Dan hal ini dikuatkan dengan ayat al-Qur’an di bawah ini.
Kedua : firman Allah :
وَإِذَا حُيِّيتُمْ
بِتَحِيَّةٍ فَحَيُّوا بِأَحْسَنَ مِنْهَا أَوْ رُدُّوهَا
Apabila kamu diberi penghormatan dengan sesuatu penghormatan,
maka balaslah penghormatan itu dengan yang lebih baik dari padanya, atau
balaslah penghormatan itu. (QS an-Nisa : 86)
Perintah dalam ayat ini adalah secara umum, kepada muslim
maupun non muslim. Sebagaimana dikuatkan pendapat ini dengan hadits dari Ibnu
Abbas dia berkata :
رُدُّوْا السَّلاَمَ
عَلىَ مَنْ كَانَ يَهُوْدِياً أَوْ نَصْرَانِياً أَوْ مَجُوْسِيًا ذَلِكَ بِأَنَّ
اللهَ يَقُوْلُ:” وَإِذَا حُيِّيتُمْ بِتَحِيَّةٍ فَحَيُّوا بِأَحْسَنَ مِنْهَا
أَوْ رُدُّوهَا
“Balaslah salam orang Yahudi atau Nasrani atau Majusi, karena
Allah berfirman : Apabila kamu diberi penghormatan dengan sesuatu penghormatan,
maka balaslah penghormatan itu dengan yang lebih baik dari padanya, atau
balaslah penghormatan itu.”
Dan dalil terakhir yang menguatkan hal ini, firman Allah :
لَا يَنْهَاكُمُ
اللَّهُ عَنِ الَّذِينَ لَمْ يُقَاتِلُوكُمْ فِي الدِّينِ وَلَمْ يُخْرِجُوكُمْ
مِنْ دِيَارِكُمْ أَنْ تَبَرُّوهُمْ وَتُقْسِطُوا إِلَيْهِمْ إِنَّ اللَّهَ
يُحِبُّ الْمُقْسِطِينَ
Allah tidak melarang kamu untuk berbuat baik dan berlaku adil
terhadap orang-orang yang tiada memerangimu karena agama dan tidak (pula)

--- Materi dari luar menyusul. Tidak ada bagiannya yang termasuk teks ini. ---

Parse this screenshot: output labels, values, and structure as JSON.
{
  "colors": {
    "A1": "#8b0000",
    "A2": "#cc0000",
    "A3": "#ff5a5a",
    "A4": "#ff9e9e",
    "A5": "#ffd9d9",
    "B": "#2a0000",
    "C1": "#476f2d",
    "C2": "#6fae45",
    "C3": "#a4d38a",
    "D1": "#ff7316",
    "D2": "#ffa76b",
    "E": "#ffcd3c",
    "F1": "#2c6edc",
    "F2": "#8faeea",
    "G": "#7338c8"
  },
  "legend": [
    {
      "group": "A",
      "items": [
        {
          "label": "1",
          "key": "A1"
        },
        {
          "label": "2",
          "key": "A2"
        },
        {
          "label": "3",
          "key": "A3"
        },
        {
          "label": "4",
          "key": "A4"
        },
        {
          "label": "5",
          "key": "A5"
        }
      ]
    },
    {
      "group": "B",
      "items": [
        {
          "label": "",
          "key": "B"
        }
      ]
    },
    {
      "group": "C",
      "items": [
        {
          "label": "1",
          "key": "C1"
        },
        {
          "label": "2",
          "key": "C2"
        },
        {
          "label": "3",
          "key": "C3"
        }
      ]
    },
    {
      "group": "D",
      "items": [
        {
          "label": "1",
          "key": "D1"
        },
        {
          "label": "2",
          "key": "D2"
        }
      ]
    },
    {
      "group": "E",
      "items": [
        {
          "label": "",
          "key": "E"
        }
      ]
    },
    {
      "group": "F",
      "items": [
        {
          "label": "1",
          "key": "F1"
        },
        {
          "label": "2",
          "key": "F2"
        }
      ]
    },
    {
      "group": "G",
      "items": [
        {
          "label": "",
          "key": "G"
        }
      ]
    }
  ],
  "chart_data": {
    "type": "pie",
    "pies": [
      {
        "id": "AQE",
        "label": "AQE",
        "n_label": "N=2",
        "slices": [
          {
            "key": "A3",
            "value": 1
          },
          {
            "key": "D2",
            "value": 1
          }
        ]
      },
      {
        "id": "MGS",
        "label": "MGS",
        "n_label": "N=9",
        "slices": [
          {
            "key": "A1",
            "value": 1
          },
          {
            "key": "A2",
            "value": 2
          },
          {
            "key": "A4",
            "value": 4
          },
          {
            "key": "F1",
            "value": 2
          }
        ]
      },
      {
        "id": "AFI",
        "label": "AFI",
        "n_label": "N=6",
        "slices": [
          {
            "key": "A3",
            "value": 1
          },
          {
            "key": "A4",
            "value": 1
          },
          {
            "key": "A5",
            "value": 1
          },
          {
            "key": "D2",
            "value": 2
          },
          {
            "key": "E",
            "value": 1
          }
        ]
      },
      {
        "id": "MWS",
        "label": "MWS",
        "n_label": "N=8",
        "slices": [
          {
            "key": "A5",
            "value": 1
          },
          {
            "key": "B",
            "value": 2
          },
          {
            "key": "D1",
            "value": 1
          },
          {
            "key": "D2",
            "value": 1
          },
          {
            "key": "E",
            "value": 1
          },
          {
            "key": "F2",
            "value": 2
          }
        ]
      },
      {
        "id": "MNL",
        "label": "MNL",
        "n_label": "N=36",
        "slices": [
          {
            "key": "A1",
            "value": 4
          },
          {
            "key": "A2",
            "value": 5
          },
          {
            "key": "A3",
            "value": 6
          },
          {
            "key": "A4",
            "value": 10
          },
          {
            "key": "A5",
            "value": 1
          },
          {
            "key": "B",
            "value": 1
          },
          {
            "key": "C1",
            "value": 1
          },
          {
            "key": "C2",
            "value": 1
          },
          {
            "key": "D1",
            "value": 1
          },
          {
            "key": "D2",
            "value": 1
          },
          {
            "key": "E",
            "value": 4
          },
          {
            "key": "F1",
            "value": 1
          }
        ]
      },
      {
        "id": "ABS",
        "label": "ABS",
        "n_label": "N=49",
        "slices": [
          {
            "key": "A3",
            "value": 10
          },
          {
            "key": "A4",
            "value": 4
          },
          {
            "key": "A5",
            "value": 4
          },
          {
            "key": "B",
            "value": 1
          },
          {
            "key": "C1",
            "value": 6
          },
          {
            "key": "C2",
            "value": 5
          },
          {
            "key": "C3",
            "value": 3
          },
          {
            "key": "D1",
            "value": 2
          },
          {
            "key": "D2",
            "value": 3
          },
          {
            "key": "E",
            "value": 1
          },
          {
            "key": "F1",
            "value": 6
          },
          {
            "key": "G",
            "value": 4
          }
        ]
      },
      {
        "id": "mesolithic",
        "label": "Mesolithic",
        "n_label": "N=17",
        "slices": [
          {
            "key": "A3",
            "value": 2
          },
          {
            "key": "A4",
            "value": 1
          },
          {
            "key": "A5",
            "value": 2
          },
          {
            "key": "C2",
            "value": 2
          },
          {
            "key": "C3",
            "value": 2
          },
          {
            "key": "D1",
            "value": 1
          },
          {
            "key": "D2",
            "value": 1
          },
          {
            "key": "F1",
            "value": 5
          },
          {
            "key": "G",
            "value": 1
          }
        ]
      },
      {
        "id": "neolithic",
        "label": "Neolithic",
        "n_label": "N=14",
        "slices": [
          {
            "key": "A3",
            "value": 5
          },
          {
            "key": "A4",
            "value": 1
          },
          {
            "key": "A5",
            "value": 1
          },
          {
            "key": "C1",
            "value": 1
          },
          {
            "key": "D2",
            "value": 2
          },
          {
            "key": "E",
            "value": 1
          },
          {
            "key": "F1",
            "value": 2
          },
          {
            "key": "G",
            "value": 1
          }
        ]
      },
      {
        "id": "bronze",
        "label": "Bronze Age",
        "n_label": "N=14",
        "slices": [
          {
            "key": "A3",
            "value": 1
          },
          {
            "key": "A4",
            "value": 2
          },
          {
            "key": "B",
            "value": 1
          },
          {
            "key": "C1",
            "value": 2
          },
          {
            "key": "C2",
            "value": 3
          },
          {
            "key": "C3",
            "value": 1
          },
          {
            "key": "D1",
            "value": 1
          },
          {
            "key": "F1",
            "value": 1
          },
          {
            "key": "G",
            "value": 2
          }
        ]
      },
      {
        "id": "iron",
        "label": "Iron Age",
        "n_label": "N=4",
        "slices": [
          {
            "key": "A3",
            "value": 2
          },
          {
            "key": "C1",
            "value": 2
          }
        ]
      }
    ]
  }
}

mengusir kamu dari negerimu. Sesungguhnya Allah menyukai orang-orang yang
berlaku adil. (QS al-Mumtahanah : 8)
Ayat ini dengan jelas menerangkan perintah untuk berbuat baik
kepada non muslim yang hidup berdamai dan tidak mengganggu orang-orang yang
beriman kepada Allah dan Rasul-Nya. Dan juga perintah untuk berbuat adil kepada
mereka.
Maka jika salah seorang non muslim mengucapkan salam
“assalamu alaikum” lalu kita hanya menjawabnya dengan ucapan “wa alaika” maka
ini bukanlah bentuk keadilan dan tidak pula kebaikan yang diperintahkan Allah.
Karena kita menyamakannya dengan orang non muslim yang mengucapkan “assaamu
alaika” (racun bagimu). Dan ini merupakan kezaliman, wallahu ‘alam (Allah yang
lebih mengetahui kebenaran hal ini.)
Demikianlah, pendapat asy-Syaikh al-Albani dalam masalah ini.